In 2014 a previous RTM Claim by Viceroy leaseholders failed due to procedural errors in the requisite notices. At an LVT hearing in Cardiff in 2015, following an inspection of the building, the Tribunal determined it was “incontrovertibly the case that the 46 flat block that is Viceroy Court is a self-contained structurally detached building” but did not find it necessary to decide whether the building comprised self-contained parts or hear submissions on the landlord´s novel argument that following Triplerose an RTM company could not manage a building if that building comprised self-contained parts.
Following these events leaseholders came to the RTMF for help. We advised leaseholders that in our opinion there was nothing in the statute or in Triplerose that prevented an RTM company from exercising RTM in respect of a self-contained structurally detached building irrespective of how many self-contained parts it may comprise. Leaseholders subsequently instructed RTMF to file a new RTM claim on that basis.
Unsurprisingly both Fairhold and FirstPort filed counter-notices asserting that because the premises comprised multiple self-contained parts or ‘cores’ the claim failed on the ground it was not open to an RTM company to acquire the management of the whole building. At a pre-trial review the Tribunal Judge rejected the Respondents request for independent surveyors´ reports and agreed with RTMF that a preliminary hearing of the legal issue could save time and substantial costs.
The key issue for determination at the preliminary hearing was whether, as a matter of law, an RTM company can acquire the Right to Manage multiple self-contained parts of the same building. It was common ground that if RTMF’s submission on this issue was correct it would validate the RTM claim.
Counsel for the Respondents referred to the Judge´s concluding remarks at paragraph 62 of the Triplerose case, which stated “Accordingly in my view it is not open to an RTM company to acquire the right to manage more than one self-contained building or part of a building”. Counsel submitted this supported the proposition that one RTM company can only manage one self-contained part and if a building comprised several self-contained parts it required a single RTM company for each part.
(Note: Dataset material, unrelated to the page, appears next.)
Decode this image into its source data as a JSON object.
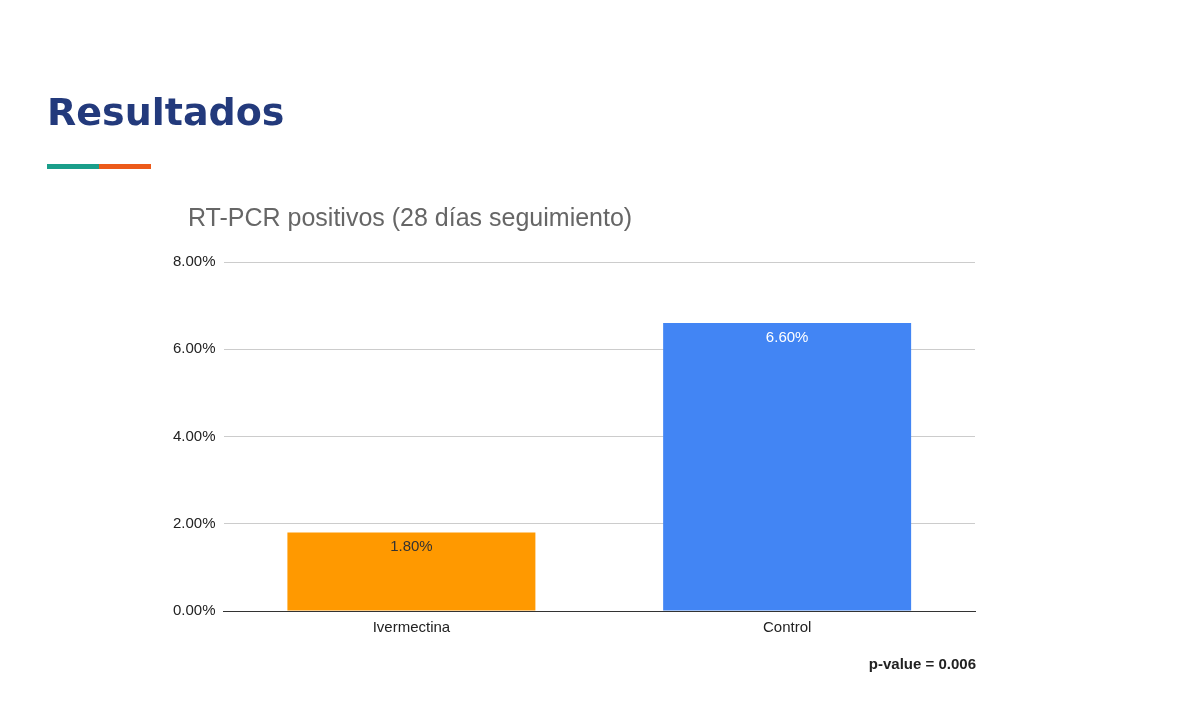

In submissions for the RTM company RTMF quoted various parts of the Act that refer to “premises within premises”, which he said clearly indicated that a building could comprise smaller parts or premises. Further he submitted that Schedule 6 paragraph 2 of the Act, entitled ‘Buildings with self-contained parts in different ownership’, would serve no purpose if an RTM application could not extend to a building with multiple self-contained parts.
The Tribunal accepted the Applicant´s submissions and determined that a single RTM company can acquire the RTM a building comprising multiple self-contained parts. In reaching this decision the Tribunal also gave weight to the Court of Appeal decision ‘Craftrule Ltd. V. 41-60 Albert Place Mansions (Freehold) Ltd’ that decided the same issue in relation to collective enfranchisement provisions under the 1993 Act, which mirrored the RTM provisions in the 2002 Act. The Tribunal further determined that the concluding remarks in the Triplerose decision quoted by Counsel, when read in context, did not provide authority for the Respondent´s proposition.
Despite the successful outcome the Viceroy leaseholders are not legally entitled to claim costs whereas had the landlord succeeded it could have claimed all its legal costs. As long as this imbalance is allowed to continue landlords will undoubtedly persist in raising tenuous objections to RTM claims in order to delay and obstruct leaseholder´s statutory rights. The RTMF is continuing to lobby Government for a change in the law to address this unfairness.
Leaseholders at Viceroy Court can look forward to a Happy Christmas. They acquire their Right to Manage on 25th December 2017.